As I type this, I’m staring at the home page of iReport.com, CNN’s new foray into citizen journalism. It’s received a good amount of buzz recently as the latest attempt among many to bring “old media” into the 21st century. Expanding the previous iReport section into a full-blown site, CNN now allows user to submit, rank, and discuss video, audio and photos on any category of news. This is indeed interesting. The involvement of citizens in their media makes all the sense in the world. In an era of constant news and updates, citizen input is the logical next step toward a better understanding of… the NYC steam pipe explosion? Wait, what year is it again? Have I been written into an episode of Heroes?
I can see Chris shaking her head – we strive mightily to eliminate any trace of snark here on The Guidewire but sometimes I just can’t help myself. And it’s even easier to do when you’re talking about a billion-dollar corporation, rather than struggling entrepreneurs. Don’t get me wrong – the role of the user in news and media has gone from interesting to vital in recent years.
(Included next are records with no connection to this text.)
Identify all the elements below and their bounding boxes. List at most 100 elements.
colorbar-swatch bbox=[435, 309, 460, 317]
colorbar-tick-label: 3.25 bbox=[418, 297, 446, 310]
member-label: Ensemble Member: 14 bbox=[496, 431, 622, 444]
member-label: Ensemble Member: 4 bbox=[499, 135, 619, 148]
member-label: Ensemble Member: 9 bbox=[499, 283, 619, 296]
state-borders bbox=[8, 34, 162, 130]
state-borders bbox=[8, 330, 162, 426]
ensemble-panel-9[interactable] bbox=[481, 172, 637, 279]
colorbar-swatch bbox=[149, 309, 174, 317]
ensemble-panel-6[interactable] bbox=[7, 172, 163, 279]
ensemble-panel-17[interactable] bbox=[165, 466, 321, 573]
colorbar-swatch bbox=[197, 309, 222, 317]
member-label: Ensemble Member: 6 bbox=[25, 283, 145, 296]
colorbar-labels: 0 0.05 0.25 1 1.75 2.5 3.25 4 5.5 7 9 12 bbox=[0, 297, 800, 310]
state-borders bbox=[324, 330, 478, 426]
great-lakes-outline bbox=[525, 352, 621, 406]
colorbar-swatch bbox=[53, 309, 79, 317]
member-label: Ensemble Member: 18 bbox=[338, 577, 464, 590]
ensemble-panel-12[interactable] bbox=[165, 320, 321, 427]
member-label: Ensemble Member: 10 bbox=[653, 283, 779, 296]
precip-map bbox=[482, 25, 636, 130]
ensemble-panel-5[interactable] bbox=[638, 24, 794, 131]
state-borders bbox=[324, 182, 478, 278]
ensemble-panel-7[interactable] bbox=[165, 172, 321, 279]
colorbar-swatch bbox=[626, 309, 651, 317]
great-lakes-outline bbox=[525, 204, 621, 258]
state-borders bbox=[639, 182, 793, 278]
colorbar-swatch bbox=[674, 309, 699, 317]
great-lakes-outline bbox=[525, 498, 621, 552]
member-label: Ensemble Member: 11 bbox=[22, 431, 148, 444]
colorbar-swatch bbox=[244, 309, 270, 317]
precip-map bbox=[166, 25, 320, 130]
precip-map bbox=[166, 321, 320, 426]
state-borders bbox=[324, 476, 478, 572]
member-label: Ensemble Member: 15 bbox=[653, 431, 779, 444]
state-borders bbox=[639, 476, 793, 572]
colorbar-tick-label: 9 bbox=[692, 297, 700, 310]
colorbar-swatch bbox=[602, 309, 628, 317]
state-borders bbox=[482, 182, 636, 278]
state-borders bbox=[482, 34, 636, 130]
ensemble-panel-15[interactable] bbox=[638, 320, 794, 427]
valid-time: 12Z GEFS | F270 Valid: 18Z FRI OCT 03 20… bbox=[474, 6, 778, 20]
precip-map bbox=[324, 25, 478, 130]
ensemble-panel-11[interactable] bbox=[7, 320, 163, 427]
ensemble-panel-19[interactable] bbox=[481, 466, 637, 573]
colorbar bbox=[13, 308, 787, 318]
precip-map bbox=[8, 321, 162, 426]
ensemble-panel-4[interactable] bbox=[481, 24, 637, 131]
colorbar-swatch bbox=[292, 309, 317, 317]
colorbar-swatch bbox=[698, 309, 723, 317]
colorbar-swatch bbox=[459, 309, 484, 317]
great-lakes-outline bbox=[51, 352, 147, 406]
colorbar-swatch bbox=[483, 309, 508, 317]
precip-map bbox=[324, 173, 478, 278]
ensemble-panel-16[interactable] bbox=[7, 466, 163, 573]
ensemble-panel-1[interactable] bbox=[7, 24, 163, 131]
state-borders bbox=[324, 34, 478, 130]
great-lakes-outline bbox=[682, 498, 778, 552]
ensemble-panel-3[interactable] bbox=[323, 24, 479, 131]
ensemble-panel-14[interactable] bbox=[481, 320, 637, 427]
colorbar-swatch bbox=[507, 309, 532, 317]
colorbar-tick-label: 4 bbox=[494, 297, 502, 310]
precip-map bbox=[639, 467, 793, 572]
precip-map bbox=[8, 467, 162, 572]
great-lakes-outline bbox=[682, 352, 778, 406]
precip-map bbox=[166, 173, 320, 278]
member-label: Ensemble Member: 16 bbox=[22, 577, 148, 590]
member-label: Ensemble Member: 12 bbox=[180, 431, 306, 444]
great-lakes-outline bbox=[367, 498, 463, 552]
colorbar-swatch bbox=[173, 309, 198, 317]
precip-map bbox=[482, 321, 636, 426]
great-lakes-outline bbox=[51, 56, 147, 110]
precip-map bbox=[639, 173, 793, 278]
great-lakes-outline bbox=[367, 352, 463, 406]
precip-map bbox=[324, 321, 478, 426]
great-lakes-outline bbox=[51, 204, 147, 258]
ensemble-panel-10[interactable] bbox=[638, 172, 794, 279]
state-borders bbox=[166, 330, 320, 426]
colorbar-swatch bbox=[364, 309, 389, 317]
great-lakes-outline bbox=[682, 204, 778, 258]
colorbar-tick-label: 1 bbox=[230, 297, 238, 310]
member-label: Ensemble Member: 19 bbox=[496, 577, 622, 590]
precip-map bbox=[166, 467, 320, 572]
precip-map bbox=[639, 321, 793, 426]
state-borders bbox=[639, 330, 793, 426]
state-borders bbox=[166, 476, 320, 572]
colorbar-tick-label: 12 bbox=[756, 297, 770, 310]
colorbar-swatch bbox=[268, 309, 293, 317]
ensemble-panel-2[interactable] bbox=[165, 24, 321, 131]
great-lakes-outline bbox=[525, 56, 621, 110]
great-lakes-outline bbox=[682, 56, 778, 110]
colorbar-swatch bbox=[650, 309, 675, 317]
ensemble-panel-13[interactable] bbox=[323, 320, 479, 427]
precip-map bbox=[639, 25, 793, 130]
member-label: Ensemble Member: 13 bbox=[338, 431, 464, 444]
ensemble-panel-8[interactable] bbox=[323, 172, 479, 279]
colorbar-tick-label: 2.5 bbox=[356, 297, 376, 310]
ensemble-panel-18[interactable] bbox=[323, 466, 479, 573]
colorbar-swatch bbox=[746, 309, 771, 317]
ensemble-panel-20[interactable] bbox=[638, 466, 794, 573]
Those who doubt that fact should refer to the monks’ protests in Burma last year, in which reports from citizens alerted the world to their plight.
But is some sort of demarcation needed? One of the commenters on the ReadWriteWeb piece I referenced above makes a good point. Theharmonyguy writes:
Not to endorse an aristocratic media structure, but personally, I think many consumers of news are not well-qualified to produce news…Take a look of [sic] what kinds of stories often rank in “most popular” lists on news sites, and check them for lasting significance. Americans gobble up gossip about Britney Spears, but how much do they know about tensions between India and Pakistan… I think many people, even news junkies, often ignore important news stories or fail to understand the context/implications of stories. A user-driven news site will not help this situation.
As someone who has always viewed Digg as inherently fallible due to this very reason, I have to agree. And yes, I see the irony in quoting a citizen on the pitfalls of citizen journalism. I’m falling down a rabbit hole here so I’ll make my point.
There are countless ways in which users can add to and build upon existing media outlets. Integrating users and their input adds layers to news stories that didn’t previously exist. But putting them in charge of the whole shebang results in two distinct scenarios: either a set group of users learns to game the system and you end up with simply another group of people dictating the news or odd stories with no current relevance find their way onto the front page, a la the NYC steam pipe explosion. Further evidence of this – a quick click on iReport’s ‘election’ tag returns result of which Mitt Romney are the top two.
Citizen journalism is an important piece of the Internet and 21st century media. But it doesn’t have to replace the old guard in order to be effective. I think CNN should re-absorb iReport into its existing site. I’ll find much more value in it alongside “old-school” reporting – and am more likely to frequent it.